300-million-year-old Tropical Forest Captures the Public Eye
Media attention stemming from the discovery of a fossil forest has been international in scope and still continues. Articles were printed in major newspapers such as the St. Louis Post-Dispatch in the United States and internationally in Journal do Brasil. Internet stories were on all major science news sites, including sciencenews.com, livescience.com, science.com nationalgeographic.com, and as far away as the official Iranian, state-sponsored Internet new site. Interviews were given to area radio stations such as WDAN AM and to national stations CNN radio news, "Day to Day" on National Public Radio, and WDEL talk radio, which serves the East Coast. Television coverage included a morning television appearance on CBS affiliate WCIA Channel 3 news in east-central Illinois and a remote interview (voice only) with Comcast Cable News that broadcast to all of the East Coast. Interest exists for possible articles in a variety of general science magazines, and a science television show has expressed interest in documenting the discovery as well.
The media attention followed publication of the discovery by two geologists from the Coal Section of the Illinois State Geological Survey, in cooperation with geologists from the Smithsonian Institute in Washington, DC, University of Bristol in the United Kingdom, and Peabody Energy in Illinois.

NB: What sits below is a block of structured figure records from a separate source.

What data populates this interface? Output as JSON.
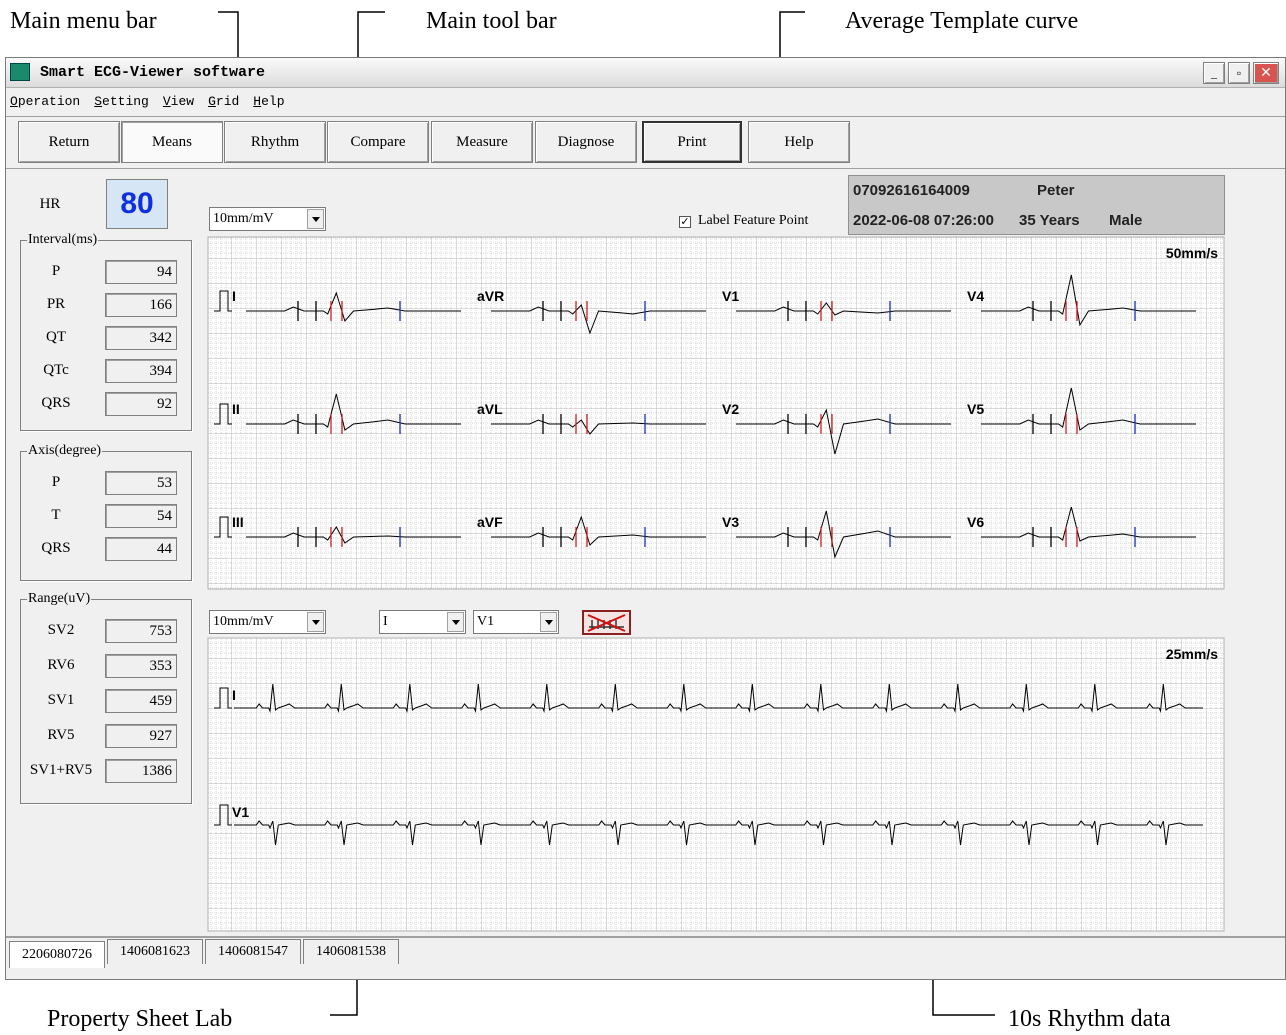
{
  "annotations": [
    "Main menu bar",
    "Main tool bar",
    "Average Template curve",
    "Property Sheet Lab",
    "10s Rhythm data"
  ],
  "window": {
    "title": "Smart ECG-Viewer software"
  },
  "menu": [
    "Operation",
    "Setting",
    "View",
    "Grid",
    "Help"
  ],
  "toolbar": [
    "Return",
    "Means",
    "Rhythm",
    "Compare",
    "Measure",
    "Diagnose",
    "Print",
    "Help"
  ],
  "hr": {
    "label": "HR",
    "value": 80
  },
  "interval": {
    "title": "Interval(ms)",
    "rows": [
      {
        "label": "P",
        "value": 94
      },
      {
        "label": "PR",
        "value": 166
      },
      {
        "label": "QT",
        "value": 342
      },
      {
        "label": "QTc",
        "value": 394
      },
      {
        "label": "QRS",
        "value": 92
      }
    ]
  },
  "axis": {
    "title": "Axis(degree)",
    "rows": [
      {
        "label": "P",
        "value": 53
      },
      {
        "label": "T",
        "value": 54
      },
      {
        "label": "QRS",
        "value": 44
      }
    ]
  },
  "range": {
    "title": "Range(uV)",
    "rows": [
      {
        "label": "SV2",
        "value": 753
      },
      {
        "label": "RV6",
        "value": 353
      },
      {
        "label": "SV1",
        "value": 459
      },
      {
        "label": "RV5",
        "value": 927
      },
      {
        "label": "SV1+RV5",
        "value": 1386
      }
    ]
  },
  "template": {
    "gain": "10mm/mV",
    "checkbox": "Label Feature Point",
    "speed": "50mm/s",
    "leads": [
      "I",
      "aVR",
      "V1",
      "V4",
      "II",
      "aVL",
      "V2",
      "V5",
      "III",
      "aVF",
      "V3",
      "V6"
    ]
  },
  "patient": {
    "id": "07092616164009",
    "name": "Peter",
    "datetime": "2022-06-08 07:26:00",
    "age": "35 Years",
    "sex": "Male"
  },
  "rhythm": {
    "gain": "10mm/mV",
    "lead_select": [
      "I",
      "V1"
    ],
    "speed": "25mm/s",
    "leads": [
      "I",
      "V1"
    ]
  },
  "tabs": [
    "2206080726",
    "1406081623",
    "1406081547",
    "1406081538"
  ]
}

The publication described a 300-million-year-old Pennsylvanian-age mire forest beneath the flat plains of east-central Illinois in the largest study of its kind. The study investigated extensive, well-preserved plant fossils lying just above the Herrin Coal seam. The fossils stretch over 2,500 football fields (1,000 hectares) in area and represent multiple niches of the forest environment, allowing the scientists to examine the subtle ecology of an ancient forest on an unprecedented scale. The research was able to demonstrate the emergence of ecological gradients at the landscape scale for these ancient forests and show the correctness of previously hypothesized theories about the structure of the Pennsylvanian-age mire forest.